If the new Saab comes into operation, and lives up to the new owners’ expectations, Carnegie values the company to 2.6 billion dollars. Koenigsegg-founders will eventually be left with 50 percent of the shares Saab, after the DN experience. If they succeed, the Koenigsegg-founders have shares in Saab to a value of 1.3 billion U.S. dollars – almost ten billion NEK.

But Mark Bishop has no time to wait for a possible breakthrough.

In early September, Thomas Eye offered investors 20 percent of the Koenigsegg group for 60 million dollars. This is almost half the price of the Carnegie appreciation of the Koenigsegg share. Later the price drops to 30 million.

– Do not know Eye

Despite the fact that DN has the documentation that shows that Mark Bishop has given Thomas Eye commission to sell Koenigsegg shares, he is denying today that he knows the Norwegian finance acrobat. Or that he has any shares to sell.

– I am neither a shareholder or board member of the Koenigsegg. I have no shares, “said Bishop.

– We know that Thomas Eye is trying to sell your stocks?

– It is impossible – when I do not have any share, The only ones that represent Koenigsegg Group, is Carnegie, “says Bishop.

Thomas Eye confirms that he has received an assignment of the former owner.

– Mark Bishop has asked me to find a buyer for his shares, “said Thomas Eye.

Who’s fooling who?

Carnegie-chief Anders Onarheim has also heard that someone is trying to dump the Koenigsegg shares – while Carnegie tries to get the company $ 100 million in fresh money.

– We have heard the same thing, but it does not relate to us. We have looked at the Saab case and find it exciting, and so we try to see if we can help it.

– It’s not so easy to sell shares if someone else tries to sell to a much lower price at the same time?

– That may be so, but here there is a question of what they actually have to sell. We have noticed that there is some things going on, but we do not care about it, “said Onarheim.

Who’s fooling who? Who owns the shares that Mark Bishop and Thomas Øye travels around the world to sell? Who is behind the backs of whom, who fronts what and who meets himself in the door?

Drops the funding

Koenigsegg management has now informed the Swedish government about the wild games around Koenigsegg shares. Bard Eker said that they also have stopped the planned Carnegie funding.

– This is an open wound, we must treat. We must eventually address the issue of additional funding later.
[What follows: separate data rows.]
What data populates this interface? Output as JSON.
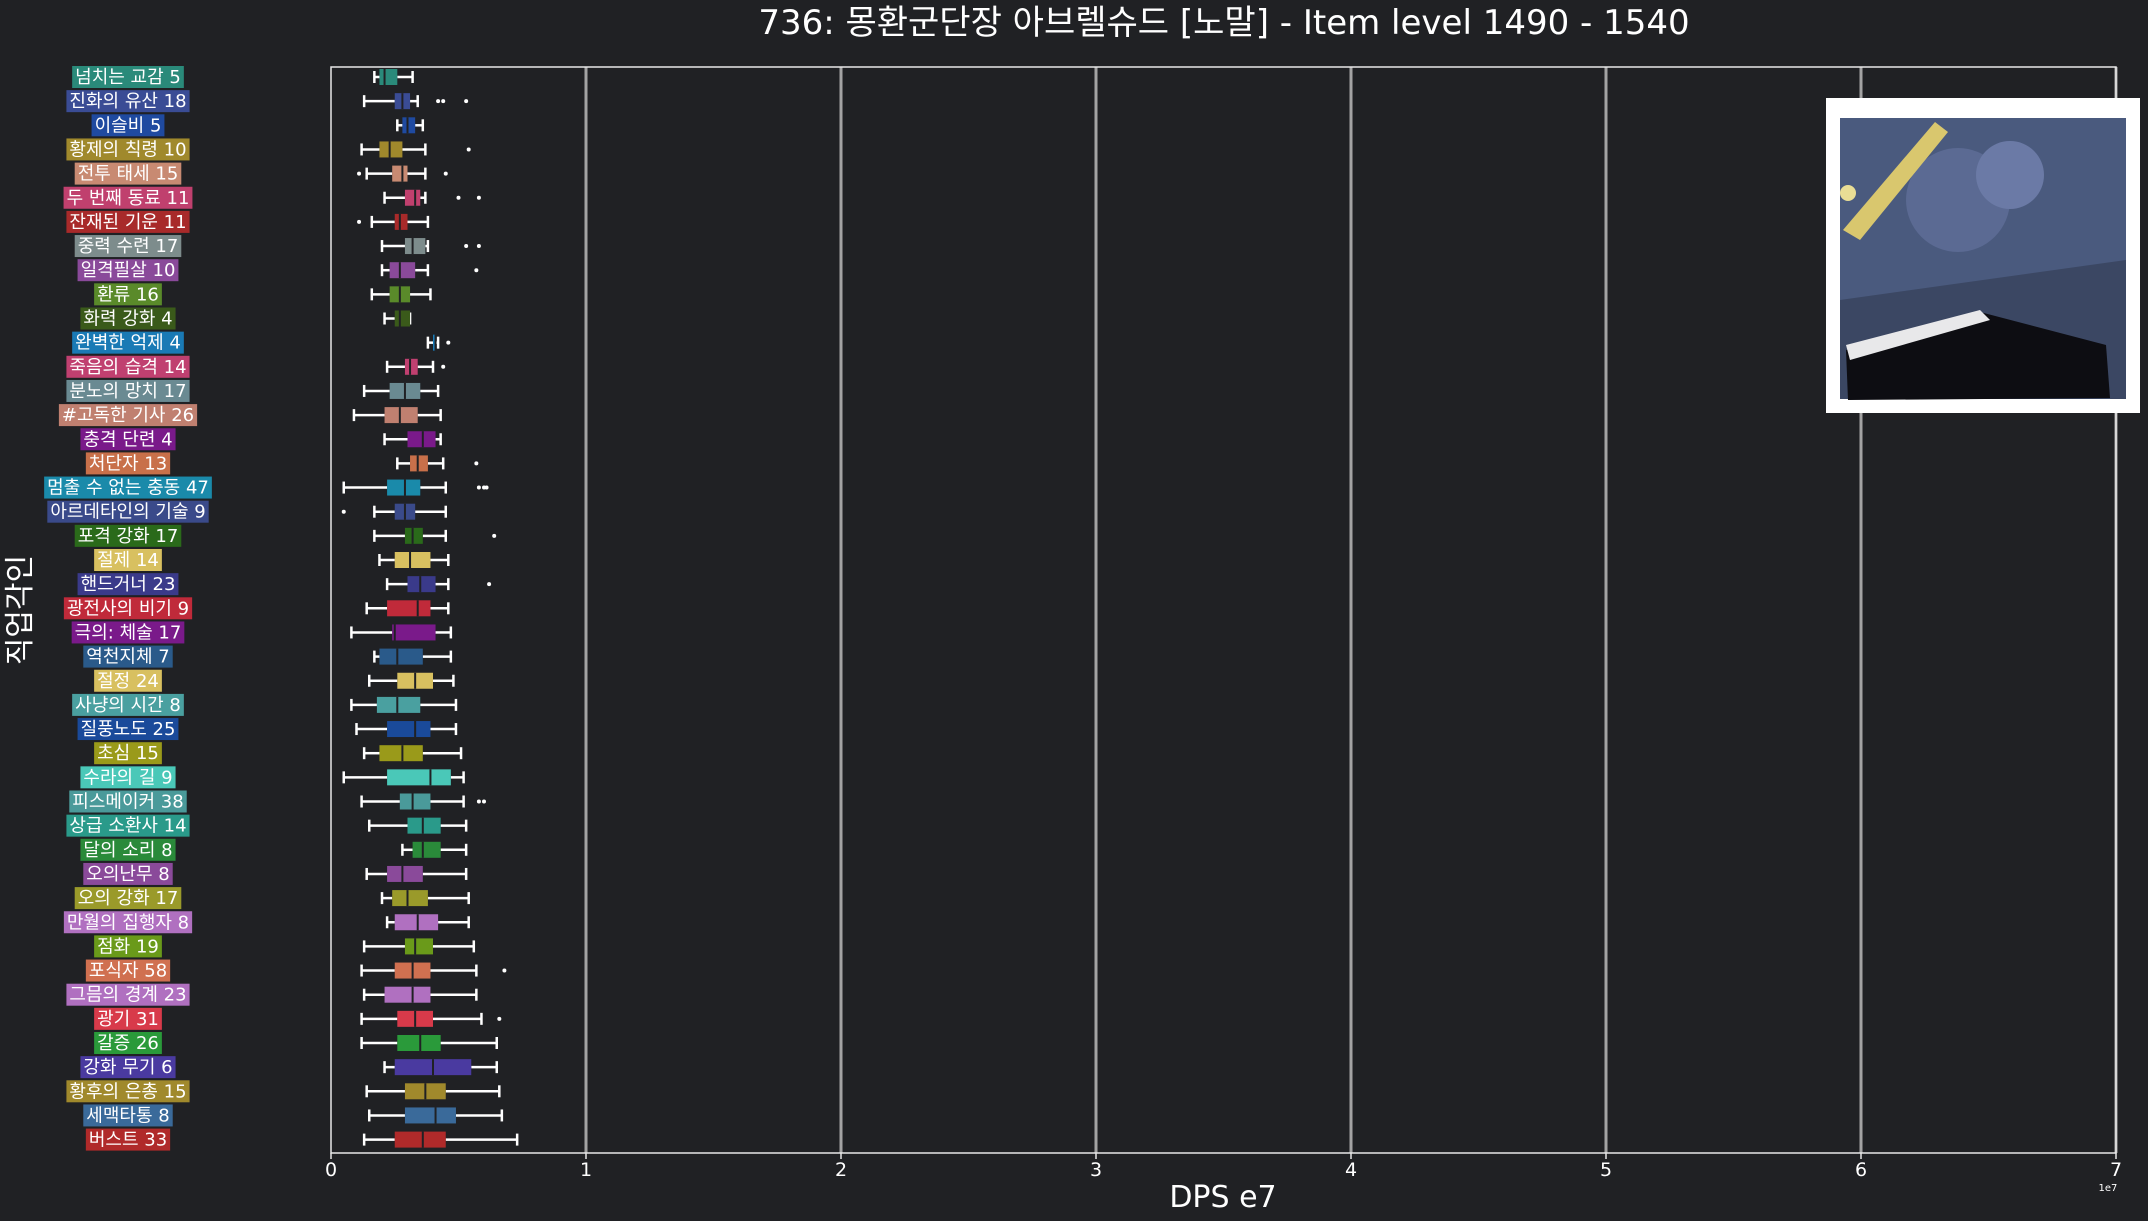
{
  "chart_data": {
    "type": "boxplot",
    "orientation": "horizontal",
    "title": "736: 몽환군단장 아브렐슈드 [노말] - Item level 1490 - 1540",
    "xlabel": "DPS e7",
    "ylabel": "직업각인",
    "x_offset_text": "1e7",
    "xlim": [
      0,
      7
    ],
    "x_ticks": [
      "0",
      "1",
      "2",
      "3",
      "4",
      "5",
      "6",
      "7"
    ],
    "grid": "vertical",
    "inset_image": "boss-portrait",
    "categories": [
      {
        "label": "넘치는 교감 5",
        "color": "#2a8a7a",
        "whislo": 0.17,
        "q1": 0.19,
        "med": 0.21,
        "q3": 0.26,
        "whishi": 0.32,
        "fliers": []
      },
      {
        "label": "진화의 유산 18",
        "color": "#3a4c95",
        "whislo": 0.13,
        "q1": 0.25,
        "med": 0.28,
        "q3": 0.31,
        "whishi": 0.34,
        "fliers": [
          0.42,
          0.44,
          0.53
        ]
      },
      {
        "label": "이슬비 5",
        "color": "#1f4aa0",
        "whislo": 0.26,
        "q1": 0.28,
        "med": 0.3,
        "q3": 0.33,
        "whishi": 0.36,
        "fliers": []
      },
      {
        "label": "황제의 칙령 10",
        "color": "#a0892c",
        "whislo": 0.12,
        "q1": 0.19,
        "med": 0.23,
        "q3": 0.28,
        "whishi": 0.37,
        "fliers": [
          0.54
        ]
      },
      {
        "label": "전투 태세 15",
        "color": "#c88a72",
        "whislo": 0.14,
        "q1": 0.24,
        "med": 0.28,
        "q3": 0.3,
        "whishi": 0.37,
        "fliers": [
          0.11,
          0.45
        ]
      },
      {
        "label": "두 번째 동료 11",
        "color": "#c0406e",
        "whislo": 0.21,
        "q1": 0.29,
        "med": 0.33,
        "q3": 0.35,
        "whishi": 0.37,
        "fliers": [
          0.5,
          0.58
        ]
      },
      {
        "label": "잔재된 기운 11",
        "color": "#a82a2a",
        "whislo": 0.16,
        "q1": 0.25,
        "med": 0.27,
        "q3": 0.3,
        "whishi": 0.38,
        "fliers": [
          0.11
        ]
      },
      {
        "label": "중력 수련 17",
        "color": "#7d8c8c",
        "whislo": 0.2,
        "q1": 0.29,
        "med": 0.32,
        "q3": 0.37,
        "whishi": 0.38,
        "fliers": [
          0.53,
          0.58
        ]
      },
      {
        "label": "일격필살 10",
        "color": "#8a4a9a",
        "whislo": 0.2,
        "q1": 0.23,
        "med": 0.27,
        "q3": 0.33,
        "whishi": 0.38,
        "fliers": [
          0.57
        ]
      },
      {
        "label": "환류 16",
        "color": "#5a8a2a",
        "whislo": 0.16,
        "q1": 0.23,
        "med": 0.27,
        "q3": 0.31,
        "whishi": 0.39,
        "fliers": []
      },
      {
        "label": "화력 강화 4",
        "color": "#3a5a1a",
        "whislo": 0.21,
        "q1": 0.25,
        "med": 0.27,
        "q3": 0.31,
        "whishi": 0.31,
        "fliers": []
      },
      {
        "label": "완벽한 억제 4",
        "color": "#1a7ab5",
        "whislo": 0.38,
        "q1": 0.4,
        "med": 0.41,
        "q3": 0.41,
        "whishi": 0.42,
        "fliers": [
          0.46
        ]
      },
      {
        "label": "죽음의 습격 14",
        "color": "#c04070",
        "whislo": 0.22,
        "q1": 0.29,
        "med": 0.31,
        "q3": 0.34,
        "whishi": 0.4,
        "fliers": [
          0.44
        ]
      },
      {
        "label": "분노의 망치 17",
        "color": "#6a8a92",
        "whislo": 0.13,
        "q1": 0.23,
        "med": 0.29,
        "q3": 0.35,
        "whishi": 0.42,
        "fliers": []
      },
      {
        "label": "#고독한 기사 26",
        "color": "#c08070",
        "whislo": 0.09,
        "q1": 0.21,
        "med": 0.27,
        "q3": 0.34,
        "whishi": 0.43,
        "fliers": []
      },
      {
        "label": "충격 단련 4",
        "color": "#7a1a8a",
        "whislo": 0.21,
        "q1": 0.3,
        "med": 0.36,
        "q3": 0.41,
        "whishi": 0.43,
        "fliers": []
      },
      {
        "label": "처단자 13",
        "color": "#c8704a",
        "whislo": 0.26,
        "q1": 0.31,
        "med": 0.34,
        "q3": 0.38,
        "whishi": 0.44,
        "fliers": [
          0.57
        ]
      },
      {
        "label": "멈출 수 없는 충동 47",
        "color": "#1a8aaa",
        "whislo": 0.05,
        "q1": 0.22,
        "med": 0.29,
        "q3": 0.35,
        "whishi": 0.45,
        "fliers": [
          0.58,
          0.6,
          0.61
        ]
      },
      {
        "label": "아르데타인의 기술 9",
        "color": "#3a4a8a",
        "whislo": 0.17,
        "q1": 0.25,
        "med": 0.29,
        "q3": 0.33,
        "whishi": 0.45,
        "fliers": [
          0.05
        ]
      },
      {
        "label": "포격 강화 17",
        "color": "#2a6a1a",
        "whislo": 0.17,
        "q1": 0.29,
        "med": 0.32,
        "q3": 0.36,
        "whishi": 0.45,
        "fliers": [
          0.64
        ]
      },
      {
        "label": "절제 14",
        "color": "#d8c060",
        "whislo": 0.19,
        "q1": 0.25,
        "med": 0.31,
        "q3": 0.39,
        "whishi": 0.46,
        "fliers": []
      },
      {
        "label": "핸드거너 23",
        "color": "#3a3a8a",
        "whislo": 0.22,
        "q1": 0.3,
        "med": 0.35,
        "q3": 0.41,
        "whishi": 0.46,
        "fliers": [
          0.62
        ]
      },
      {
        "label": "광전사의 비기 9",
        "color": "#c02a3a",
        "whislo": 0.14,
        "q1": 0.22,
        "med": 0.34,
        "q3": 0.39,
        "whishi": 0.46,
        "fliers": []
      },
      {
        "label": "극의: 체술 17",
        "color": "#7a1a8a",
        "whislo": 0.08,
        "q1": 0.24,
        "med": 0.25,
        "q3": 0.41,
        "whishi": 0.47,
        "fliers": []
      },
      {
        "label": "역천지체 7",
        "color": "#2a5a8a",
        "whislo": 0.17,
        "q1": 0.19,
        "med": 0.26,
        "q3": 0.36,
        "whishi": 0.47,
        "fliers": []
      },
      {
        "label": "절정 24",
        "color": "#d8c060",
        "whislo": 0.15,
        "q1": 0.26,
        "med": 0.33,
        "q3": 0.4,
        "whishi": 0.48,
        "fliers": []
      },
      {
        "label": "사냥의 시간 8",
        "color": "#4aa0a0",
        "whislo": 0.08,
        "q1": 0.18,
        "med": 0.26,
        "q3": 0.35,
        "whishi": 0.49,
        "fliers": []
      },
      {
        "label": "질풍노도 25",
        "color": "#1a4a9a",
        "whislo": 0.1,
        "q1": 0.22,
        "med": 0.33,
        "q3": 0.39,
        "whishi": 0.49,
        "fliers": []
      },
      {
        "label": "초심 15",
        "color": "#9a9a1a",
        "whislo": 0.13,
        "q1": 0.19,
        "med": 0.28,
        "q3": 0.36,
        "whishi": 0.51,
        "fliers": []
      },
      {
        "label": "수라의 길 9",
        "color": "#4ac8b8",
        "whislo": 0.05,
        "q1": 0.22,
        "med": 0.39,
        "q3": 0.47,
        "whishi": 0.52,
        "fliers": []
      },
      {
        "label": "피스메이커 38",
        "color": "#4a9a9a",
        "whislo": 0.12,
        "q1": 0.27,
        "med": 0.32,
        "q3": 0.39,
        "whishi": 0.52,
        "fliers": [
          0.58,
          0.6
        ]
      },
      {
        "label": "상급 소환사 14",
        "color": "#2a9a8a",
        "whislo": 0.15,
        "q1": 0.3,
        "med": 0.36,
        "q3": 0.43,
        "whishi": 0.53,
        "fliers": []
      },
      {
        "label": "달의 소리 8",
        "color": "#2a8a3a",
        "whislo": 0.28,
        "q1": 0.32,
        "med": 0.36,
        "q3": 0.43,
        "whishi": 0.53,
        "fliers": []
      },
      {
        "label": "오의난무 8",
        "color": "#8a4a9a",
        "whislo": 0.14,
        "q1": 0.22,
        "med": 0.28,
        "q3": 0.36,
        "whishi": 0.53,
        "fliers": []
      },
      {
        "label": "오의 강화 17",
        "color": "#9a9a2a",
        "whislo": 0.2,
        "q1": 0.24,
        "med": 0.3,
        "q3": 0.38,
        "whishi": 0.54,
        "fliers": []
      },
      {
        "label": "만월의 집행자 8",
        "color": "#b070c0",
        "whislo": 0.22,
        "q1": 0.25,
        "med": 0.34,
        "q3": 0.42,
        "whishi": 0.54,
        "fliers": []
      },
      {
        "label": "점화 19",
        "color": "#6a9a1a",
        "whislo": 0.13,
        "q1": 0.29,
        "med": 0.33,
        "q3": 0.4,
        "whishi": 0.56,
        "fliers": []
      },
      {
        "label": "포식자 58",
        "color": "#d07050",
        "whislo": 0.12,
        "q1": 0.25,
        "med": 0.32,
        "q3": 0.39,
        "whishi": 0.57,
        "fliers": [
          0.68
        ]
      },
      {
        "label": "그믐의 경계 23",
        "color": "#b070c0",
        "whislo": 0.13,
        "q1": 0.21,
        "med": 0.32,
        "q3": 0.39,
        "whishi": 0.57,
        "fliers": []
      },
      {
        "label": "광기 31",
        "color": "#d83a4a",
        "whislo": 0.12,
        "q1": 0.26,
        "med": 0.33,
        "q3": 0.4,
        "whishi": 0.59,
        "fliers": [
          0.66
        ]
      },
      {
        "label": "갈증 26",
        "color": "#2a9a3a",
        "whislo": 0.12,
        "q1": 0.26,
        "med": 0.35,
        "q3": 0.43,
        "whishi": 0.65,
        "fliers": []
      },
      {
        "label": "강화 무기 6",
        "color": "#4a3aa0",
        "whislo": 0.21,
        "q1": 0.25,
        "med": 0.4,
        "q3": 0.55,
        "whishi": 0.65,
        "fliers": []
      },
      {
        "label": "황후의 은총 15",
        "color": "#a0892c",
        "whislo": 0.14,
        "q1": 0.29,
        "med": 0.37,
        "q3": 0.45,
        "whishi": 0.66,
        "fliers": []
      },
      {
        "label": "세맥타통 8",
        "color": "#3a6a9a",
        "whislo": 0.15,
        "q1": 0.29,
        "med": 0.41,
        "q3": 0.49,
        "whishi": 0.67,
        "fliers": []
      },
      {
        "label": "버스트 33",
        "color": "#b02a2a",
        "whislo": 0.13,
        "q1": 0.25,
        "med": 0.36,
        "q3": 0.45,
        "whishi": 0.73,
        "fliers": []
      }
    ]
  }
}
We have also been contacted by someone who is very serious. So it’s not just grief, “says Eker.

In the middle of next week can Mark Bishop’s initial vision to save Saab be reality. Or in the worst case, both Koenigsegg Group and the Saab be history.

Koenigsegg Group has decided to fight for ownership of Saab just five days.

– If not everything is in place by Wednesday 30 September, we are out. Then we withdraw, “says Eker.